Monsieur le Ministre,
Lors du vote du budget 2019, nous vous avions rappelé qu’alors que notre pays avait la réputation d’être l’un des principaux exportateurs de diamant en Afrique, cela n’était pas traduit dans le budget de l’Etat. Vous nous aviez répondu et je vous cite : "nous ne taxons que ce que nous voyons".
Aujourd’hui, nous supposons que quand des opérateurs économiques installent 4 barges d’exploitation de diamant au large de Nola, cela est visible ! Quand une dizaine de gros engins détruisent la nature en déviant la rivière Ouham à Bozoum, causant de graves dégâts sur les populations, la flore et la faune, cela est visible! Et nous pouvons multiplier beaucoup d’exemples de cette nature dans le pays ! Or, le dernier collectif budgétaire avait prévu des recettes générées par le diamant et l’or pour un total de 1,428 milliards, ce qui est déjà ridiculement bas. Mais nous notons qu’à fin Août, les réalisations n’avaient atteint que 360 millions.
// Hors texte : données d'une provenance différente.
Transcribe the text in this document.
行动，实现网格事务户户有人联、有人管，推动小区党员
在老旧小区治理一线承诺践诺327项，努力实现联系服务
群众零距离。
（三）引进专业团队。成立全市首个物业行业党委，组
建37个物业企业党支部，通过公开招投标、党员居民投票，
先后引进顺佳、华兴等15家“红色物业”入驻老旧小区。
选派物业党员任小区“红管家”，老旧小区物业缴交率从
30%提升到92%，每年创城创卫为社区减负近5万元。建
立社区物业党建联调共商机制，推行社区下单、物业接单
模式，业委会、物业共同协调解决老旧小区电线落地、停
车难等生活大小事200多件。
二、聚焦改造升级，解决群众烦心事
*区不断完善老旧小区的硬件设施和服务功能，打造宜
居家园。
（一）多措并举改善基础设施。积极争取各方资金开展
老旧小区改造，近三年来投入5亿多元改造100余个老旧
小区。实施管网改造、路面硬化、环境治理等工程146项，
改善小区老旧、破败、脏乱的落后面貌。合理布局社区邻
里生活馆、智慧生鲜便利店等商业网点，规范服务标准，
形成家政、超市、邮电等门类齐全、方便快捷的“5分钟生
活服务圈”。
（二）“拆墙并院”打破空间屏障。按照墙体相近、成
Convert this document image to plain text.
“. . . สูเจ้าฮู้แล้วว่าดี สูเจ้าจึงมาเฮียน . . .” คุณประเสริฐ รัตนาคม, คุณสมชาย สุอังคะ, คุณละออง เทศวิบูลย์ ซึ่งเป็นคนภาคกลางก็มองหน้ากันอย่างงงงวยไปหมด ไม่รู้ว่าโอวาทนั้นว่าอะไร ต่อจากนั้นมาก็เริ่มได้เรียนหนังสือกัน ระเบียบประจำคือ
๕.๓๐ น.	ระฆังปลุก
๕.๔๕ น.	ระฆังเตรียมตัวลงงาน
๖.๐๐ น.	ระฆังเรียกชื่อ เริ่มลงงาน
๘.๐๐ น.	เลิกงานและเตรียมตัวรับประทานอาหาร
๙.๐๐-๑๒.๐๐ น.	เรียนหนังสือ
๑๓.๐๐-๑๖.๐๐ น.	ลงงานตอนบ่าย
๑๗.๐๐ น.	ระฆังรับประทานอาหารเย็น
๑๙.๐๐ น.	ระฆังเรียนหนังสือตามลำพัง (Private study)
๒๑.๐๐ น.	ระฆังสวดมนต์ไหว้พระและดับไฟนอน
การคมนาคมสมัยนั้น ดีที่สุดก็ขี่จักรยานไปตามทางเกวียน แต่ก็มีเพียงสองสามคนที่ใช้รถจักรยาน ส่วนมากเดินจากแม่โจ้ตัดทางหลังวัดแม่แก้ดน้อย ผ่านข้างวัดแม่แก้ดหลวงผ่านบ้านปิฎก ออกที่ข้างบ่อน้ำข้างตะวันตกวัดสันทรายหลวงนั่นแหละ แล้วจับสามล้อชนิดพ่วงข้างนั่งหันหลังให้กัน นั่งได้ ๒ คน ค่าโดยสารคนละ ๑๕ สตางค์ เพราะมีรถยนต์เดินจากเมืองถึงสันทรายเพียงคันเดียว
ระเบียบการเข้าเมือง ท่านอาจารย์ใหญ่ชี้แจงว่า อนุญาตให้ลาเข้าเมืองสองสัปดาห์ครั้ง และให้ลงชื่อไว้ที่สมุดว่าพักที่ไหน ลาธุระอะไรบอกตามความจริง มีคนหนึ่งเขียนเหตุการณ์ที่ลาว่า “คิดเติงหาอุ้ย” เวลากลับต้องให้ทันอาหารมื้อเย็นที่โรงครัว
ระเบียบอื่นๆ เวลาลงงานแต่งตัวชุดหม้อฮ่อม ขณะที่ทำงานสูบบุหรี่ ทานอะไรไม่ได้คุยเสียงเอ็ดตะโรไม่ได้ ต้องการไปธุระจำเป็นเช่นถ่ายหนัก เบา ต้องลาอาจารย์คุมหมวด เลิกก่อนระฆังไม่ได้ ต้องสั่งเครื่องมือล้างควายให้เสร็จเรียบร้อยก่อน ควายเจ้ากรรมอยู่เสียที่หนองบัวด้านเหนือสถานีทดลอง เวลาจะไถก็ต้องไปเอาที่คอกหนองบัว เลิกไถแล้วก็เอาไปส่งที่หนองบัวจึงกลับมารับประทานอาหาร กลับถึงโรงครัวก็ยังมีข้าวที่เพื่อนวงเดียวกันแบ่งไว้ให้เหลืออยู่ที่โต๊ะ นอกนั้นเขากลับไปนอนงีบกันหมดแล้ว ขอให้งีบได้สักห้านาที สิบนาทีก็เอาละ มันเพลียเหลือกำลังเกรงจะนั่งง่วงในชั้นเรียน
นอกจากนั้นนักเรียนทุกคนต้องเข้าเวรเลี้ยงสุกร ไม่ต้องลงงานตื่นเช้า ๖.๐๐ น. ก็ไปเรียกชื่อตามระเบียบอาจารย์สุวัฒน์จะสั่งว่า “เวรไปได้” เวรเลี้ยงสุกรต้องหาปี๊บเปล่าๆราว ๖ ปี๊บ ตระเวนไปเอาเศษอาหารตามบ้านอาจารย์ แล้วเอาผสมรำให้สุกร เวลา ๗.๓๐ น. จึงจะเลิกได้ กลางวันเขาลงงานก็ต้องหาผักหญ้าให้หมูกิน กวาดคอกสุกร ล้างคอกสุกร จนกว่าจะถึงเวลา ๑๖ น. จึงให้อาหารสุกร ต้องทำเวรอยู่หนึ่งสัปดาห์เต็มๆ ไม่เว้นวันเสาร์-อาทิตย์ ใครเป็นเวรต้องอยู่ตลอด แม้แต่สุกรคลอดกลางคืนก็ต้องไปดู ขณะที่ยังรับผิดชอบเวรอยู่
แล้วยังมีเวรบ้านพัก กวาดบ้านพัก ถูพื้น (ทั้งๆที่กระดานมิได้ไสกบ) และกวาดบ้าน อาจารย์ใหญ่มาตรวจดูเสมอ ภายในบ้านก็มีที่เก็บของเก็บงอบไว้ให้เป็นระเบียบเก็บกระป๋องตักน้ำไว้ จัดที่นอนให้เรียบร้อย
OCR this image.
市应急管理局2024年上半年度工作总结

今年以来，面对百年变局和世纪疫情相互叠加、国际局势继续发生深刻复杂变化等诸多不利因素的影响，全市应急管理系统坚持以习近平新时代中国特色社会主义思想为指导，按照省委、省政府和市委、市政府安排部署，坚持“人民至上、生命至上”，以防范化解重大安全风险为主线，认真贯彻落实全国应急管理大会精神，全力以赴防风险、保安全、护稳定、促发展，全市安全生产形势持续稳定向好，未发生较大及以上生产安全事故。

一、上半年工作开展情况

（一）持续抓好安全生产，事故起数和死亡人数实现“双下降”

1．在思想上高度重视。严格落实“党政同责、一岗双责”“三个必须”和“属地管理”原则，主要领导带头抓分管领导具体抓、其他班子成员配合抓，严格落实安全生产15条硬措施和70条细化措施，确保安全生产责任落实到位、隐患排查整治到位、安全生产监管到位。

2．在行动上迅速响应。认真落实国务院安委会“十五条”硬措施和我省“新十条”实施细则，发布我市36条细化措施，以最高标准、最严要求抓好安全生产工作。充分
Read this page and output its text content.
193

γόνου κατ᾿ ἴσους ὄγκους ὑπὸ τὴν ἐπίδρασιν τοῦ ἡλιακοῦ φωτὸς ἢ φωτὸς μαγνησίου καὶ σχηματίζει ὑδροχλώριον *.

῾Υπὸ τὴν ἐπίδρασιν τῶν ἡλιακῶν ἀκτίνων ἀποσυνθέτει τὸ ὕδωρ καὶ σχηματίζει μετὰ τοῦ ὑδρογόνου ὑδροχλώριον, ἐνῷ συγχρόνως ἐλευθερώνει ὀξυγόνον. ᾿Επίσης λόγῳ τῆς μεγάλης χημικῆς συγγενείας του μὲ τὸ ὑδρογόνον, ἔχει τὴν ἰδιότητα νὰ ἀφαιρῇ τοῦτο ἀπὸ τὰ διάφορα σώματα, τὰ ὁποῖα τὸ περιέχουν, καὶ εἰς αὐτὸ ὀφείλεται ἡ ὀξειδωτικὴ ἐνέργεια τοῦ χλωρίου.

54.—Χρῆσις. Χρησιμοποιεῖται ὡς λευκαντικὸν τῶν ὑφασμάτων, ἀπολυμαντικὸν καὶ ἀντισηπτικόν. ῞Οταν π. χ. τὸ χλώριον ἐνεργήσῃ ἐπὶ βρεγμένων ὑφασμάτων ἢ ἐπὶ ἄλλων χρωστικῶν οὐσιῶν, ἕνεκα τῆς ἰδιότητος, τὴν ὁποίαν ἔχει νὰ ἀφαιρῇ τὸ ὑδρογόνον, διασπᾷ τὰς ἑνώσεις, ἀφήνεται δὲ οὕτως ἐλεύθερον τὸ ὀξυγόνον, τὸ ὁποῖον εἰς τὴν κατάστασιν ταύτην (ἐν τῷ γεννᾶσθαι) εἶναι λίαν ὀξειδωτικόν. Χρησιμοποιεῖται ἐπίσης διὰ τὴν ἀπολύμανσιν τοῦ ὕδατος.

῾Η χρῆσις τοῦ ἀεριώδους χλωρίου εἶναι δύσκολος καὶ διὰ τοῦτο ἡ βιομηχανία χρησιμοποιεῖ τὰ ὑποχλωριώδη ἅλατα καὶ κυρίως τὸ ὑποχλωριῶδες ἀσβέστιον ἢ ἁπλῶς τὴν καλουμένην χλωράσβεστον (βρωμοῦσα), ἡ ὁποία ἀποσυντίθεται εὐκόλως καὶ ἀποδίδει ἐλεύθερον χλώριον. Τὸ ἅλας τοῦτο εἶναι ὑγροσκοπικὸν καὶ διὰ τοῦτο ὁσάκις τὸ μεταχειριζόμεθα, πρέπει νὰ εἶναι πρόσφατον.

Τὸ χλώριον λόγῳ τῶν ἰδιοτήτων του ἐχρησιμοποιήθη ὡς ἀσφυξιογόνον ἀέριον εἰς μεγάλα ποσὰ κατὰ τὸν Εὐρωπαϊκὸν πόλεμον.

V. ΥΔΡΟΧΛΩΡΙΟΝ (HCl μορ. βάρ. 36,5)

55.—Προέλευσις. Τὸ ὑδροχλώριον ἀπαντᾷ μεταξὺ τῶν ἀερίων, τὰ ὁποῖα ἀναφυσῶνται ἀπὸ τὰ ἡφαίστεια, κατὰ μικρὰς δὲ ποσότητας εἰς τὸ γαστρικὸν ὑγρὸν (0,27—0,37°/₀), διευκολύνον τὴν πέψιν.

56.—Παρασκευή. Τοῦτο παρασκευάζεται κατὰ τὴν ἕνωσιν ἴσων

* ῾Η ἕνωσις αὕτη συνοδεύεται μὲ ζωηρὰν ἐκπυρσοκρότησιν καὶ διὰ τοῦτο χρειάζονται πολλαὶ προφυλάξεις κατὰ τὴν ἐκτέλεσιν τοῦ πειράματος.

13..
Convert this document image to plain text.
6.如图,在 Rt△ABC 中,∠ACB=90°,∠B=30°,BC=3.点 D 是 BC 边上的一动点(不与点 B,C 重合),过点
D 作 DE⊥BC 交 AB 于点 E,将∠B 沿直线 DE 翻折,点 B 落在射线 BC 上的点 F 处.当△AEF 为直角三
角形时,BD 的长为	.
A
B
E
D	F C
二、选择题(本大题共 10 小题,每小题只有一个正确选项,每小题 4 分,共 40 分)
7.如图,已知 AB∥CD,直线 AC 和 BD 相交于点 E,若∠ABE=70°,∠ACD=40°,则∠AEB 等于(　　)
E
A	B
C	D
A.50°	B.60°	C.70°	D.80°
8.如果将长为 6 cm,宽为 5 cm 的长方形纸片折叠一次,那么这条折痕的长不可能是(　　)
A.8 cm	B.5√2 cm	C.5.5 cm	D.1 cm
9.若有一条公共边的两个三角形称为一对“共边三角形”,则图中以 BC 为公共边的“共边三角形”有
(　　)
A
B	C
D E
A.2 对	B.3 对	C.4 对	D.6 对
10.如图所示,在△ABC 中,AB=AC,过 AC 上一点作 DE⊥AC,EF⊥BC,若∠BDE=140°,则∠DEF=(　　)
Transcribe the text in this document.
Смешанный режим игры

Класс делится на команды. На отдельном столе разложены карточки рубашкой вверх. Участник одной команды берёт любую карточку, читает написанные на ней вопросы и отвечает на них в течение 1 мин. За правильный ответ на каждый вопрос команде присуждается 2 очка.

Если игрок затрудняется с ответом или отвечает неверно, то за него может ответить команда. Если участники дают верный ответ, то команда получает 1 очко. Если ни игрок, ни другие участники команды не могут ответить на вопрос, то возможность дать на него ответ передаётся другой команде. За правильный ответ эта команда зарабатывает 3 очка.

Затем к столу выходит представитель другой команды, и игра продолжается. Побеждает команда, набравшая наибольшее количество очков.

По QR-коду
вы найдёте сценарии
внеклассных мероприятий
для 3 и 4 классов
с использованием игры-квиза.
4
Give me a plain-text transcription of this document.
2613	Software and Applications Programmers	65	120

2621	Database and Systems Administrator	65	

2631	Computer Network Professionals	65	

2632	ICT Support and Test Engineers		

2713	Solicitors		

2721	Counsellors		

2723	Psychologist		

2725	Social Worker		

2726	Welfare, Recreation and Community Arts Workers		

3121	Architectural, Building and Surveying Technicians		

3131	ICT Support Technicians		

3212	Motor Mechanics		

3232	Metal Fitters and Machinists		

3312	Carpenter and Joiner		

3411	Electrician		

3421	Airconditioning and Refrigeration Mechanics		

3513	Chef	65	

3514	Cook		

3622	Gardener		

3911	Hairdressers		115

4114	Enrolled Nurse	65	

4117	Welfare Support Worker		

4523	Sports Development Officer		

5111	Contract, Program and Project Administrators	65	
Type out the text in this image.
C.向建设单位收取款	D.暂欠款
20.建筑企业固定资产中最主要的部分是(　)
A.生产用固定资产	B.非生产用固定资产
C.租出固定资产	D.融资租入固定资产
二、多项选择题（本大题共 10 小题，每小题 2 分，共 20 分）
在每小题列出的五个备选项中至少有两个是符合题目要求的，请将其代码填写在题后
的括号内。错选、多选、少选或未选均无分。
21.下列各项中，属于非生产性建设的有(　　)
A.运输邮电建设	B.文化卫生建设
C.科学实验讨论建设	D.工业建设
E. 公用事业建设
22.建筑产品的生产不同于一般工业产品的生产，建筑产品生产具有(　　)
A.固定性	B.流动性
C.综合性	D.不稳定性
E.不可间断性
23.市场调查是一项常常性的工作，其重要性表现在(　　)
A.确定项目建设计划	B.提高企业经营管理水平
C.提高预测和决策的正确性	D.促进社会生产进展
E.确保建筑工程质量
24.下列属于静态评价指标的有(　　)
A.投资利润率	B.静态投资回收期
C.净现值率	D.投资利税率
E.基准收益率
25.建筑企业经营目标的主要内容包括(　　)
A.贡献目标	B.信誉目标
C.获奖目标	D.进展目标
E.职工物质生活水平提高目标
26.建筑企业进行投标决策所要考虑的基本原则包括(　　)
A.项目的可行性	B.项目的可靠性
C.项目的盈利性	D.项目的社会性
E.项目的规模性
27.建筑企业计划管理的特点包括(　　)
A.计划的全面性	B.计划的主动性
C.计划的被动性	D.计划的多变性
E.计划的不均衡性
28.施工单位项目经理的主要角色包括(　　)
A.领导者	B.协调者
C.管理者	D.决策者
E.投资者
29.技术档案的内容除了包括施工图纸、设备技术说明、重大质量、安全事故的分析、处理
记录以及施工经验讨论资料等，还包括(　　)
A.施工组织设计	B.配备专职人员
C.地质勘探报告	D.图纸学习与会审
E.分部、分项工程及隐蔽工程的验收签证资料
- Alors, Monsieur le Ministre, où sont passées les recettes tirées de l’exploitation sauvage de notre or et de notre diamant par toutes ces sociétés minières ?
- Allons-nous continuer de laisser le gouvernement organiser la destruction de notre pays et de nos populations sans aucune contrepartie ?
- Dans quelles poches sont rentrées les taxes dues à l’Etat ?
- Quelles dispositions avez-vous prévues, au niveau de votre département, pour capter les recettes de ces exploitations semi- industrielles dûment autorisées par l’Etat?
Quand, du haut de cette tribune, nous avions manifesté notre inquiétude par rapport à l’affairisme des dirigeants de notre pays dans le secteur minier, vous nous aviez répondu à l’époque, avec un brin de condescendance, qu’aucun haut dirigeant n’était trafiquant de diamant. Dont acte…Mais comme le dit un adage : "99 jours pour le voleur, un jour pour le patron" . Et notre patron, Monsieur le ministre, c’est notre peuple.
Monsieur le Ministre,
Au risque de nous répéter, le vote mécanique est un danger pour la démocratie et la bonne gouvernance. Ce terrorisme du vote positif, notamment à travers le chantage que nous vivons au quotidien quant aux décaissements du budget de fonctionnement du Parlement, a déjà considérablement affaibli la capacité des députés à contrôler l’action gouvernementale.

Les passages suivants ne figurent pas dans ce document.